My alarm went off on the Sunday morning and I felt an excitement that I was going to accomplishment something today, not just for myself but for something so much more.  Little did I know how much and what that impact would mean to me.

My husband and I got to the meet up place where all the walkers and runners were and I was amazed of all the people that were there.  The place was so well organized and was so well decorated and festive.  Lots of vendors and businesses that had donated their time and resources. 

As I looked around, I saw people wearing t-shirts custom made for their teams mostly in dedication to the individuals they were walking for.  I felt the devotion and the love to these people and my heart was so touched.  The people were happy to be there to sacrifice this day for their loved ones who were sick.  I saw stickers on backs of the walkers that said "I'm walking for..." with names and named relatives and friends and as simple things as 'me', 'my beautiful mom', 'my best friend', 'my aunt', even 'my neighbor'.  I quickly stood in line and grabbed a couple of stickers and wrote one for myself and one for my husband ('for my wife').  We put on our stickers and started our walk.

As we started on our 5K journey (a tad over 3 miles), I looked to the left of me and noticed a woman with a cane.  I looked a little further down and noticed another with a cane and also had a scarf around her hair as it was apparant that she was probably going through chemo with hair loss.  I was instantly motivated in that these women were pushing to walk and fight for this cause no matter the pain.  I was so touched in a way that I cannot describe and I was determined that this was a fight that we have to keeping fighting.  As we kept walking, we saw a few walkers together with stickers on their backs with "In Memory Of".  I immediately stole a glimsp of my husband because I just knew.  I knew that reality just hit him of what this disease can really do to a person.  I didn't say a word.  I did see a tear.  He did tell me of the impact of that much later.

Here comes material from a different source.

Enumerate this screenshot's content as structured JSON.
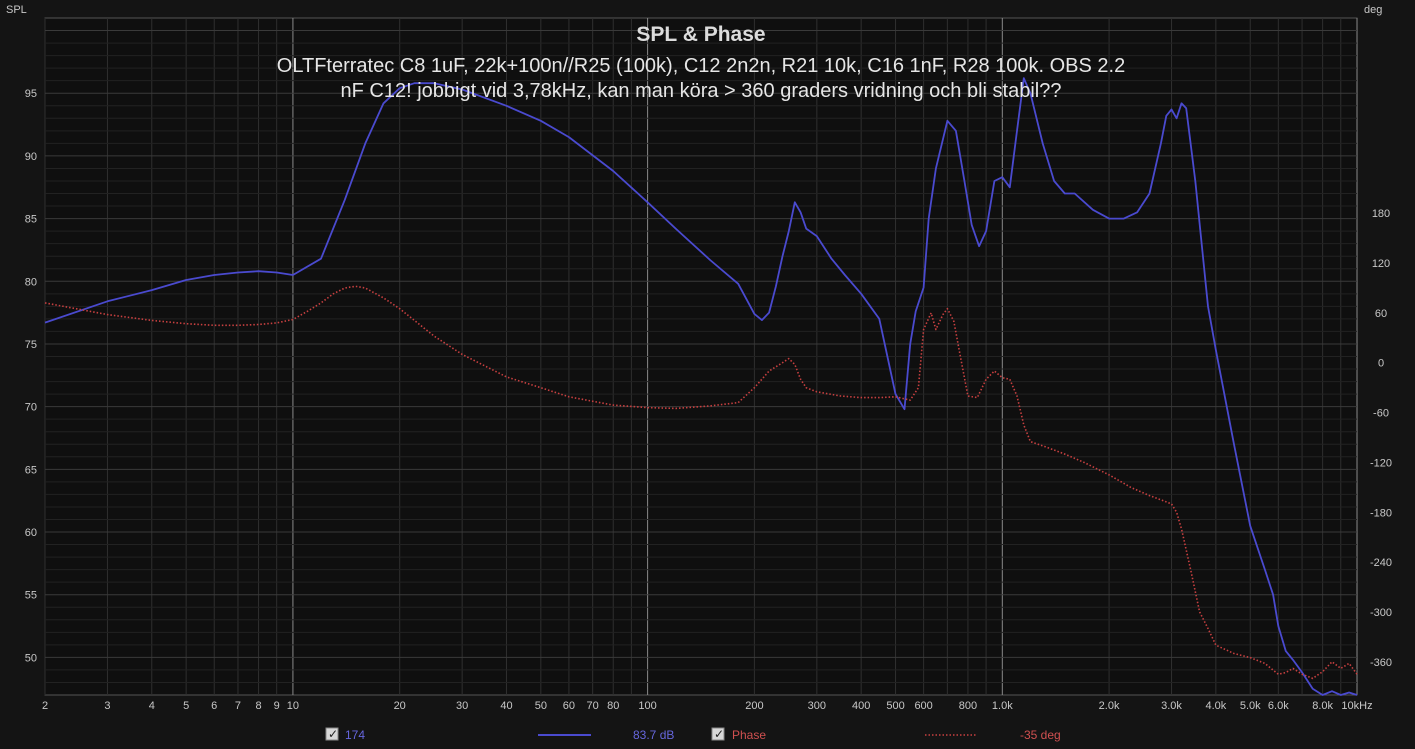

Our walk was nice, sometimes it was fun watching the others laugh and play and watch the kids run around.  Other times, it felt like it was just my husband and I as we strolled together and enjoyed the scenery.  This walk has done so much for us. 

I didn't actually feel the impact of 3 miles until after the 2ish mile mark and I could feel my ankles start to burn and sting.  It wasn't too bad though and I knew that I could push through it, I told myself  "Today I will push through it!" And I did and I didn't end up too bad. 

After the walk, everyone was all smiles... you could see the accomplishment on their faces, not for the 3 miles that they just did but for the cause that they just made an impact on!  This was my first walk, it will not be my last.